After that, he sees three key points to America's next energy policy.
First, to help cut gas prices, Tester said, is "dealing with speculators. We have more oil being traded than the country has. We need to make the oil futures process transparent, so people are not artificially inflating prices."
There is a Senate bill to do just that, Tester said, that "would protect people who need to hedge their bets on fuel, in trucking and aviation, but not let Wall Street make money on the back of Main Street."
Second is that "drilling is important, and we are drilling," he said.
That means identifying places where it makes sense to drill, such as eastern Montana's Bakken oil field, and places where we should not, like the Alaska National Wildlife Refuge, Tester said.
Industry pressure to open ANWR has been "a wedge issue" used by the oil companies and their supporters, he said.
"There are 68 million acres that have already been leased, and more could be leased," Tester said.
That includes offshore lands on the Outer Continental Shelf, even though there are restrictions on that.
"Only certain areas are prohibited," he said. "One-third is prohibited, the rest is not."
The Gulf of Mexico, where a year ago oil companies found a major new reserve, is appropriate to drilling, at least off the Texas and Louisiana coasts, he said.
There were some pictures of oil slicks in the Gulf of Mexico after Hurricane Katrina struck, Tester said, "that's one of the down sides. But the Gulf is someplace they have drilled and they've done a pretty good job."

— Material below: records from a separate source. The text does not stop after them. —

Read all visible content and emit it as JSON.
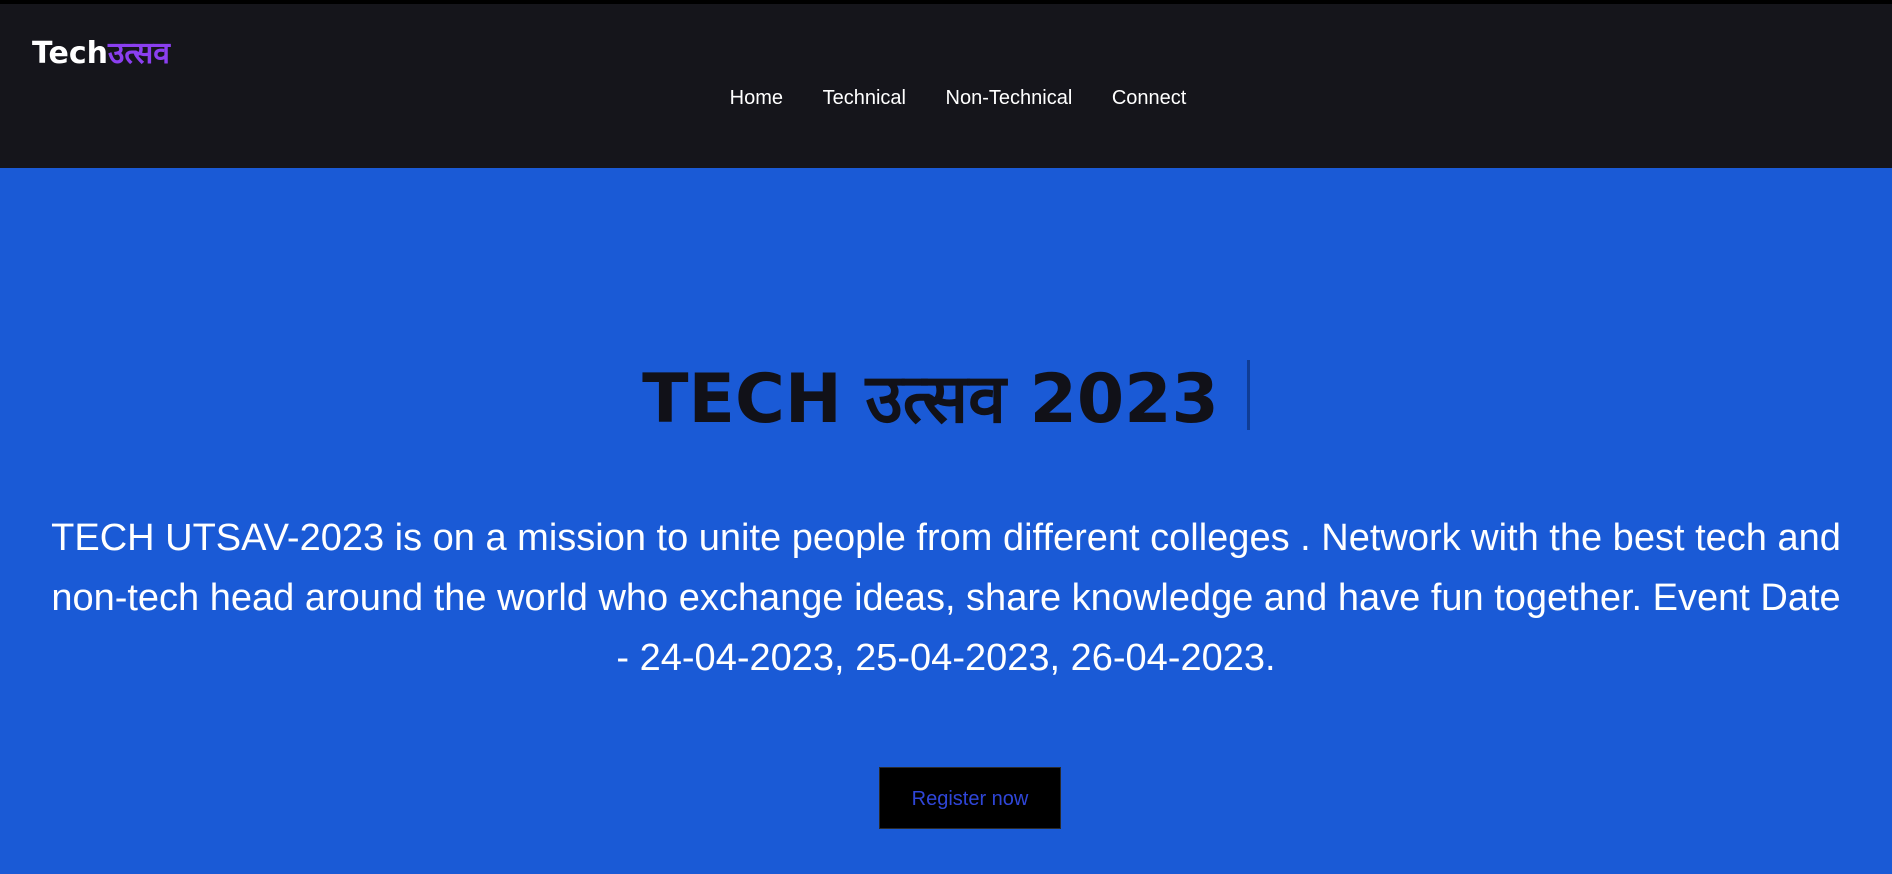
{
  "brand": {
    "part1": "Tech",
    "part2": "उत्सव"
  },
  "nav": {
    "items": [
      "Home",
      "Technical",
      "Non-Technical",
      "Connect"
    ]
  },
  "hero": {
    "title": "TECH उत्सव 2023",
    "description": "TECH UTSAV-2023 is on a mission to unite people from different colleges . Network with the best tech and non-tech head around the world who exchange ideas, share knowledge and have fun together. Event Date - 24-04-2023, 25-04-2023, 26-04-2023.",
    "register_label": "Register now"
  },
  "colors": {
    "navbar_bg": "#15151b",
    "hero_bg": "#1a5ad6",
    "brand_accent": "#8b3ff0",
    "button_bg": "#000000",
    "button_text": "#2f46d8"
  }
}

Part three to Tester's energy policy is a national effort to bring online those renewable energy technologies, like solar, wind and geothermal, that are already in place and growing, and to help develop other new technologies, including cellusic biofuels made from wood products, straw or other non-food organic materials including camelina, which grows well in Montana and for which Tester provided some support in the recent Farm Bill.
There are numerous other technologies available or in development that range from improved car batteries and hybrid or electric cars, to clean coal, low-head (small stream) hydro, and ocean tide, current and wave energy technologies, he said.

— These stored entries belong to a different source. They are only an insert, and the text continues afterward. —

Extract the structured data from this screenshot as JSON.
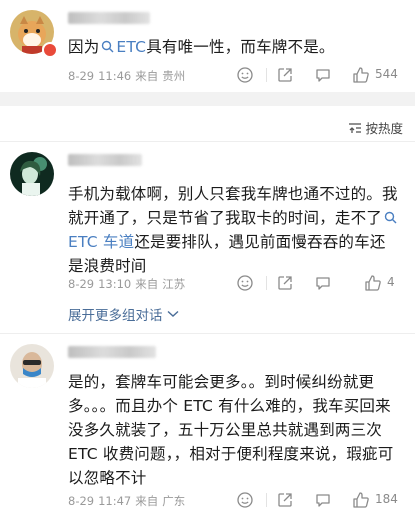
{
  "comments": [
    {
      "text_before": "因为",
      "link": "ETC",
      "text_after": "具有唯一性，而车牌不是。",
      "date": "8-29",
      "time": "11:46",
      "from_label": "来自",
      "location": "贵州",
      "likes": "544"
    },
    {
      "text_before": "手机为载体啊，别人只套我车牌也通不过的。我就开通了，只是节省了我取卡的时间，走不了",
      "link": "ETC 车道",
      "text_after": "还是要排队，遇见前面慢吞吞的车还是浪费时间",
      "date": "8-29",
      "time": "13:10",
      "from_label": "来自",
      "location": "江苏",
      "likes": "4",
      "expand_label": "展开更多组对话"
    },
    {
      "text": "是的，套牌车可能会更多。。到时候纠纷就更多。。。而且办个 ETC 有什么难的，我车买回来没多久就装了，五十万公里总共就遇到两三次 ETC 收费问题，，相对于便利程度来说，瑕疵可以忽略不计",
      "date": "8-29",
      "time": "11:47",
      "from_label": "来自",
      "location": "广东",
      "likes": "184"
    }
  ],
  "sort": {
    "label": "按热度"
  },
  "colors": {
    "link": "#4a7fc1",
    "meta": "#9a9a9a",
    "badge": "#e94a3a"
  },
  "icons": [
    "emoji-icon",
    "share-icon",
    "comment-icon",
    "like-icon",
    "sort-icon",
    "chevron-down-icon",
    "search-icon"
  ]
}
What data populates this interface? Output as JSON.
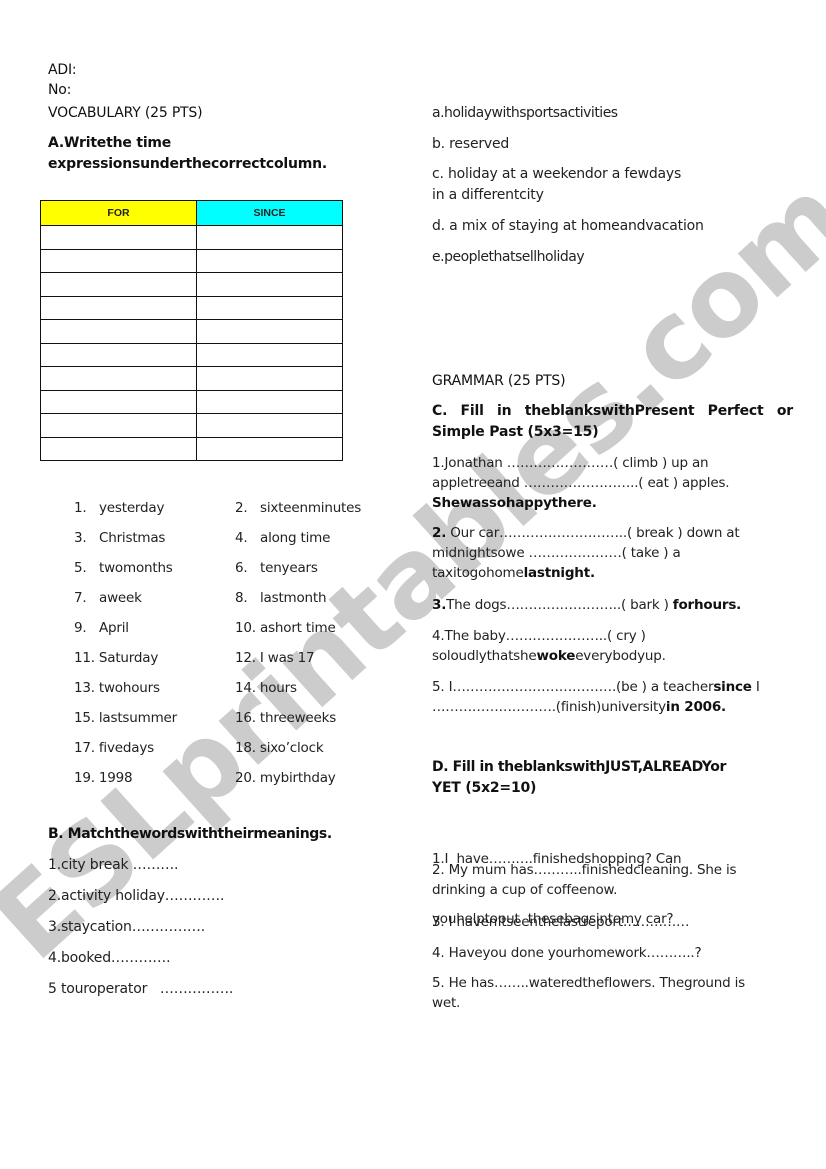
{
  "header": {
    "name_label": "ADI:",
    "number_label": "No:",
    "vocab_title": "VOCABULARY (25 PTS)"
  },
  "section_a": {
    "instruction_line1": "A.Writethe time",
    "instruction_line2": "expressionsunderthecorrectcolumn.",
    "table": {
      "headers": [
        "FOR",
        "SINCE"
      ],
      "header_colors": [
        "#ffff00",
        "#00ffff"
      ],
      "empty_rows": 10
    },
    "items": [
      {
        "n": "1.",
        "text": "yesterday"
      },
      {
        "n": "2.",
        "text": "sixteenminutes"
      },
      {
        "n": "3.",
        "text": "Christmas"
      },
      {
        "n": "4.",
        "text": "along time"
      },
      {
        "n": "5.",
        "text": "twomonths"
      },
      {
        "n": "6.",
        "text": "tenyears"
      },
      {
        "n": "7.",
        "text": "aweek"
      },
      {
        "n": "8.",
        "text": "lastmonth"
      },
      {
        "n": "9.",
        "text": "April"
      },
      {
        "n": "10.",
        "text": "ashort time"
      },
      {
        "n": "11.",
        "text": "Saturday"
      },
      {
        "n": "12.",
        "text": "I was 17"
      },
      {
        "n": "13.",
        "text": "twohours"
      },
      {
        "n": "14.",
        "text": "hours"
      },
      {
        "n": "15.",
        "text": "lastsummer"
      },
      {
        "n": "16.",
        "text": "threeweeks"
      },
      {
        "n": "17.",
        "text": "fivedays"
      },
      {
        "n": "18.",
        "text": "sixo’clock"
      },
      {
        "n": "19.",
        "text": "1998"
      },
      {
        "n": "20.",
        "text": "mybirthday"
      }
    ]
  },
  "section_b": {
    "instruction": "B. Matchthewordswiththeirmeanings.",
    "words": [
      "1.city break  ……….",
      "2.activity holiday………….",
      "3.staycation…………….",
      "4.booked………….",
      "5 touroperator   ……………."
    ],
    "meanings": [
      "a.holidaywithsportsactivities",
      "b. reserved",
      "c. holiday at a weekendor a fewdays",
      "in a differentcity",
      "d. a mix of staying at homeandvacation",
      "e.peoplethatsellholiday"
    ]
  },
  "grammar": {
    "title": "GRAMMAR (25 PTS)",
    "section_c": {
      "instruction_line1": "C.  Fill  in  theblankswithPresent  Perfect  or",
      "instruction_line2": "Simple Past (5x3=15)",
      "q1": {
        "l1": "1.Jonathan ……………………( climb ) up an",
        "l2": "appletreeand ……………………..( eat ) apples.",
        "l3_bold": "Shewassohappythere."
      },
      "q2": {
        "num": "2.",
        "l1": " Our car………………………..( break ) down at",
        "l2": "midnightsowe …………………( take ) a",
        "l3": "taxitogohome",
        "l3_bold": "lastnight."
      },
      "q3": {
        "num": "3.",
        "l1": "The dogs……………………..( bark ) ",
        "l1_bold": "forhours."
      },
      "q4": {
        "l1": "4.The baby…………………..( cry )",
        "l2a": "soloudlythatshe",
        "l2_bold": "woke",
        "l2b": "everybodyup."
      },
      "q5": {
        "l1a": "5. I……………………………….(be ) a teacher",
        "l1_bold": "since",
        "l1b": " I",
        "l2a": "……………………….(finish)university",
        "l2_bold": "in 2006."
      }
    },
    "section_d": {
      "instruction_line1": "D. Fill in theblankswithJUST,ALREADYor",
      "instruction_line2": "YET (5x2=10)",
      "q1_l1": "1.I  have……….finishedshopping? Can",
      "q1_l2": "youhelptoput  thesebagsintomy car?",
      "q2_l1": "2. My mum has………..finishedcleaning. She is",
      "q2_l2": "drinking a cup of coffeenow.",
      "q3": "3. I haven’tseenthelastreport……………",
      "q4": "4. Haveyou done yourhomework………..?",
      "q5_l1": "5. He has……..wateredtheflowers. Theground is",
      "q5_l2": "wet."
    }
  },
  "watermark": {
    "text": "ESLprintables.com",
    "color": "#c4c4c4"
  }
}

"They're out there," Tester said. "There's probably some kid in a garage in Montana working on a new type of car engine right now" that could change the future.

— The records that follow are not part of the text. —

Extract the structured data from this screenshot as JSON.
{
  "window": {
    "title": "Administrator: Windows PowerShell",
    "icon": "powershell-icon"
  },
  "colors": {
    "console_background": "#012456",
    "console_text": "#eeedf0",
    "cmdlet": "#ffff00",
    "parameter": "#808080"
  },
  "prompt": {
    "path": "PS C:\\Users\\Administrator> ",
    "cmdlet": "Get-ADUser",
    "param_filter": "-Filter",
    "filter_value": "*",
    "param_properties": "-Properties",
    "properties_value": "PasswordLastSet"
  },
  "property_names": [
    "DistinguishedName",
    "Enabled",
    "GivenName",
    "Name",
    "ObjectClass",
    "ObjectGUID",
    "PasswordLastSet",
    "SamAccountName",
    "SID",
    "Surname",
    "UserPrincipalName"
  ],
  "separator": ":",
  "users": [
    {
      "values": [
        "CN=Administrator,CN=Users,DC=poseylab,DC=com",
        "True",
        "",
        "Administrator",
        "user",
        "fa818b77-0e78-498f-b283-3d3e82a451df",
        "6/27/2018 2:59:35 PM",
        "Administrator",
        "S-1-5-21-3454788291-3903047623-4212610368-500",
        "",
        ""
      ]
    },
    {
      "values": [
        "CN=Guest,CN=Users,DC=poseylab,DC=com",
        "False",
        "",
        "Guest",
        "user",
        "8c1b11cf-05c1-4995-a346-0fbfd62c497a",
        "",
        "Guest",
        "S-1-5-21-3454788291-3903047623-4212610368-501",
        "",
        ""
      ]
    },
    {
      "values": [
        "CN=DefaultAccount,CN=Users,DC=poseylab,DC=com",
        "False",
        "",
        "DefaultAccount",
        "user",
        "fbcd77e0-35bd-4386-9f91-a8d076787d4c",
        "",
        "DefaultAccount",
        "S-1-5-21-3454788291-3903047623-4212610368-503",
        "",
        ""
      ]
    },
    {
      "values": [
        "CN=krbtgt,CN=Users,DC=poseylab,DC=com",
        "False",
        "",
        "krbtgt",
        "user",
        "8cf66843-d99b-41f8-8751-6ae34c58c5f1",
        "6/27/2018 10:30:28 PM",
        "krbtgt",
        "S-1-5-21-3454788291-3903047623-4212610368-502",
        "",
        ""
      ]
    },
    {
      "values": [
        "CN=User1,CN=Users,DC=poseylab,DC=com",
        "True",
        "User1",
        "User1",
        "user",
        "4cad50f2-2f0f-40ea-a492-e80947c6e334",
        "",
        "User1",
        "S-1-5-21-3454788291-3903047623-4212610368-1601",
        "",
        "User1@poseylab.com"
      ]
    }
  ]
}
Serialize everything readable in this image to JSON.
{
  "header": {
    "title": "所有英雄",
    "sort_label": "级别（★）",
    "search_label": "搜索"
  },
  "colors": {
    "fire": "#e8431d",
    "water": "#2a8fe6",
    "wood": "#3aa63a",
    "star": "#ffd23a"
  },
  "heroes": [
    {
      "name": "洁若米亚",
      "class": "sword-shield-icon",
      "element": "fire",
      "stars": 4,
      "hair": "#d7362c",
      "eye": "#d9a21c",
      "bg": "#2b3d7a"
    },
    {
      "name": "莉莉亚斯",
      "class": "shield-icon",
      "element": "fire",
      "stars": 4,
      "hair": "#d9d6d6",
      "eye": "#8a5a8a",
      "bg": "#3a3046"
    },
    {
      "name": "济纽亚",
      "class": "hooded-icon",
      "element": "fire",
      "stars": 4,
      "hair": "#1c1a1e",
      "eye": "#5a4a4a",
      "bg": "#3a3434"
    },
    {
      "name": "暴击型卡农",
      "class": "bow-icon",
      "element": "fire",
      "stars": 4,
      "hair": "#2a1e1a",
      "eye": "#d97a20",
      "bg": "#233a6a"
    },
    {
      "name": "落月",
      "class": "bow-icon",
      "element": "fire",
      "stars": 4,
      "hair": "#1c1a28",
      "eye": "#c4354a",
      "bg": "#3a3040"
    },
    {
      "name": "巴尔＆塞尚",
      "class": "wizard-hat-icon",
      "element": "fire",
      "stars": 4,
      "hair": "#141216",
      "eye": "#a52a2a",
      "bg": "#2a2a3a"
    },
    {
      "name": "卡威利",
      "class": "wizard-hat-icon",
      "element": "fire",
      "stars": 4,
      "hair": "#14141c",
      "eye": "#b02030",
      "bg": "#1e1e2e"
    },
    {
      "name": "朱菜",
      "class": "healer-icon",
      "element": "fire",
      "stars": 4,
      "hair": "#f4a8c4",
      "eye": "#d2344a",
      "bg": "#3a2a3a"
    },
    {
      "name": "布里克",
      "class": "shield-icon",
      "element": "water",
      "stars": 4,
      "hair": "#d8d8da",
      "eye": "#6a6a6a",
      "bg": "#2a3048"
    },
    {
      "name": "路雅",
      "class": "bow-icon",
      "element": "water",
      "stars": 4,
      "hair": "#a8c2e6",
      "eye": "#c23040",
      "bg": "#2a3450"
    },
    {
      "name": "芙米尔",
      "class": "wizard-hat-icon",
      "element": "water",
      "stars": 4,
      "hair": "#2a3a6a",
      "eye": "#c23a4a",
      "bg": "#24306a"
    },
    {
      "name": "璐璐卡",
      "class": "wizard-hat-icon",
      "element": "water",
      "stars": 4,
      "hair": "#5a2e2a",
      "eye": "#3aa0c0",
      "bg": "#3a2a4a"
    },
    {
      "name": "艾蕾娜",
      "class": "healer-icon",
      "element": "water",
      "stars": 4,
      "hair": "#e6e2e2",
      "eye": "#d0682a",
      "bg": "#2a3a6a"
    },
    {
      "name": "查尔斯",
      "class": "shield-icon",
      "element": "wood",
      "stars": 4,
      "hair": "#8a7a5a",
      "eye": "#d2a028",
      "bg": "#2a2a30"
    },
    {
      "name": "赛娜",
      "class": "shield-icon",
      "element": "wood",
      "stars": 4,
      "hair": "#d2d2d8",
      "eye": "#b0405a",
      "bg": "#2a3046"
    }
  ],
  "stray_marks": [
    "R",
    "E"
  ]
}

"This needs to be an effort like we had to put a man on the moon," he said. "The U.S. has three percent of the world's reserves and we use 25 percent of the oil. The books don't balance."
Renewal of the renewable energy tax credit would help, he said. That federal tax break expired in December 2007, and has bounced off and on the books for years.
America's biggest increases in renewable energy installations were those when the tax credit was in place.
Yet a tax incentives package developed by Montana's other Senator, Max Baucus, "has been blocked every time. And only four Republicans voted for it," Tester said.
Loans for new geothermal businesses would also help, he continued. Iceland, with its numerous geothermal resources "is a carbonless society," he said. Montana has good geothermal resources, as well as wind, solar and coal resources.
Hydrogen technologies "may be down the line a bit, but with a little effort hydrogen might rise to the top," Tester said.
Electric cars, possibly with lithium batteries, if sufficiently developed, might massively cut America's petroleum imports, he said. If homes had rooftop solar or backyard wind turbines, they could be charged overnight.
Nuclear power "needs to be on the table," Tester said. It doesn't produce carbon dioxide, and the French "have done a reasonable job" of burying its wastes.
"We need to figure out what to do with the waste," Tester said.
Conservation is important too.
Congress "did mandate an increase in car mileage last fall, but the fact GM lost $15 billion last quarter shows they need to revamp their product," he said. "And they are; but they need to do better … The Model T made 25 miles per gallon."
All this would cost money, Tester said, but in the long run it would save much of the $700 billion America exports annually for oil purchases. And an Apollo-type effort could be funded with just part of "the $12 billion we spend every month in Iraq," he said.